ABOUT THE PROJECT
Archive to Action will investigate the success of the newly launched Coasts in Mind (CiM) Community Archive in facilitating knowledge exchange between coastal communities and policymakers. This co-created Community Archive is made available through a GIS mapping platform and interactive digital map that evidences coastal change over the past 100 years. Archive to Action will evaluate the extent to which community-generated insights can be translated into impactful, credible and usable evidence for coastal planning and policy processes and assesses how effectively the CiM Community Archive and platform meets policy makers’ data, communication, and accessibility needs.
PROJECT LEAD
Dr Claire R. E. Harris
Museum of London Archaeology
LOCATION:
Swale Estuary
Project ACTIVE:
1 February – 31 November 2026
Project Funders


The Challenge
Coastal communities hold a wealth of knowledge about environmental change, expressed through photographs, oral histories, memories and lived experience. Yet this insight is often overlooked within formal coastal planning and policy processes, which continue to prioritise quantitative datasets and technical assessments. Policymakers have acknowledged that this creates significant gaps: decisions can appear disconnected from local realities, and the reasoning behind them can be difficult to communicate to the public.

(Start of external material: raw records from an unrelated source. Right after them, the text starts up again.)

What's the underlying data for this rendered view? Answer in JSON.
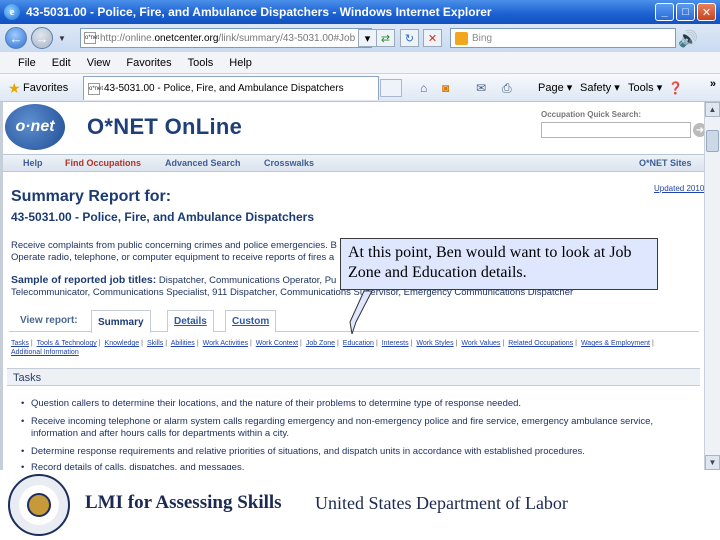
{
  "window": {
    "title": "43-5031.00 - Police, Fire, and Ambulance Dispatchers - Windows Internet Explorer",
    "controls": [
      "_",
      "□",
      "✕"
    ]
  },
  "address": {
    "url_prefix": "http://online.",
    "url_domain": "onetcenter.org",
    "url_path": "/link/summary/43-5031.00#Job",
    "favicon_text": "o*net",
    "search_placeholder": "Bing"
  },
  "menu": [
    "File",
    "Edit",
    "View",
    "Favorites",
    "Tools",
    "Help"
  ],
  "favorites_bar": {
    "favorites_label": "Favorites",
    "tab_title": "43-5031.00 - Police, Fire, and Ambulance Dispatchers",
    "commands": [
      "Page",
      "Safety",
      "Tools"
    ],
    "overflow": "»"
  },
  "onet": {
    "logo_text": "o·net",
    "site_title": "O*NET OnLine",
    "quick_search_label": "Occupation Quick Search:",
    "nav": [
      "Help",
      "Find Occupations",
      "Advanced Search",
      "Crosswalks",
      "O*NET Sites"
    ],
    "report_title": "Summary Report for:",
    "updated": "Updated 2010",
    "occupation": "43-5031.00 - Police, Fire, and Ambulance Dispatchers",
    "description_line1": "Receive complaints from public concerning crimes and police emergencies. B",
    "description_line2": "Operate radio, telephone, or computer equipment to receive reports of fires a",
    "sample_label": "Sample of reported job titles:",
    "sample_line1": " Dispatcher, Communications Operator, Pu",
    "sample_line2": "Telecommunicator, Communications Specialist, 911 Dispatcher, Communications Supervisor, Emergency Communications Dispatcher",
    "view_report_label": "View report:",
    "view_tabs": [
      "Summary",
      "Details",
      "Custom"
    ],
    "sections": [
      "Tasks",
      "Tools & Technology",
      "Knowledge",
      "Skills",
      "Abilities",
      "Work Activities",
      "Work Context",
      "Job Zone",
      "Education",
      "Interests",
      "Work Styles",
      "Work Values",
      "Related Occupations",
      "Wages & Employment",
      "Additional Information"
    ],
    "tasks_heading": "Tasks",
    "tasks": [
      "Question callers to determine their locations, and the nature of their problems to determine type of response needed.",
      "Receive incoming telephone or alarm system calls regarding emergency and non-emergency police and fire service, emergency ambulance service,",
      "information and after hours calls for departments within a city.",
      "Determine response requirements and relative priorities of situations, and dispatch units in accordance with established procedures.",
      "Record details of calls, dispatches, and messages."
    ]
  },
  "callout": {
    "text": "At this point, Ben would  want to look at Job Zone and Education details."
  },
  "footer": {
    "left": "LMI for Assessing Skills",
    "right": "United States Department of Labor"
  }
}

The newly developed Coasts in Mind (CiM) Community Archive seeks to address this imbalance by bringing together a century of community‑generated material that records how coastlines, livelihoods and identities have changed over time. While similar initiatives have shown the value of community archives for awareness‑raising and engagement, there remains limited evidence of whether this material can become credible, trusted and usable within real policy contexts.
This is the challenge at the heart of Archive to Action: understanding whether community‑held knowledge, memory and heritage can meaningfully contribute to more inclusive and equitable coastal planning, and what barriers may still prevent these insights from informing decisions that shape coastal futures.

Our Approach
Archive to Action uses a mixed‑methods, engagement‑driven approach to understand how effectively the Coasts in Mind (CiM) Community Archive supports policymaking. Because the project is embedded within CiM’s Swale programme, the approach is grounded in real policy contexts, established local relationships and an existing body of community‑generated data. The focus is on examining how policymakers interpret, use and value the digital platform and its material, and on identifying the barriers and opportunities that shape this process.
A core element of the approach is co‑creative engagement with policymakers. Archive to Action convenes two half‑day policy hackathons that bring together up to 15 participants at a time, offering a structured space to test how community archives can inform actual planning scenarios. These collaborative sessions will provide practical insights into what information policymakers look for, how they navigate the CiM platform and what forms of evidence feel meaningful and credible.
To deepen this understanding, I will undertake six in‑depth one‑to‑one interviews with policymakers from relevant local authorities and organisations. These discussions will explore individual perspectives on the value of community knowledge, experiences using the CiM digital platform and the specific conditions required for community‑generated insight to be integrated into planning processes. Short follow‑up interviews or surveys allow further validation and capture any changes in understanding over time.
Together, these activities will generate a detailed picture of how the CiM Community Archive functions as a policy resource. Key components of the approach include:
- Collaborative hackathons to test real‑world use
- In‑depth interviews to explore attitudes and needs
- Follow‑up engagement to track evolving insights
- Analysis of barriers and enablers to policy uptake
This approach provides the evidence needed to understand how community memories, local knowledge and lived experience can inform more resilient, inclusive coastal decisions.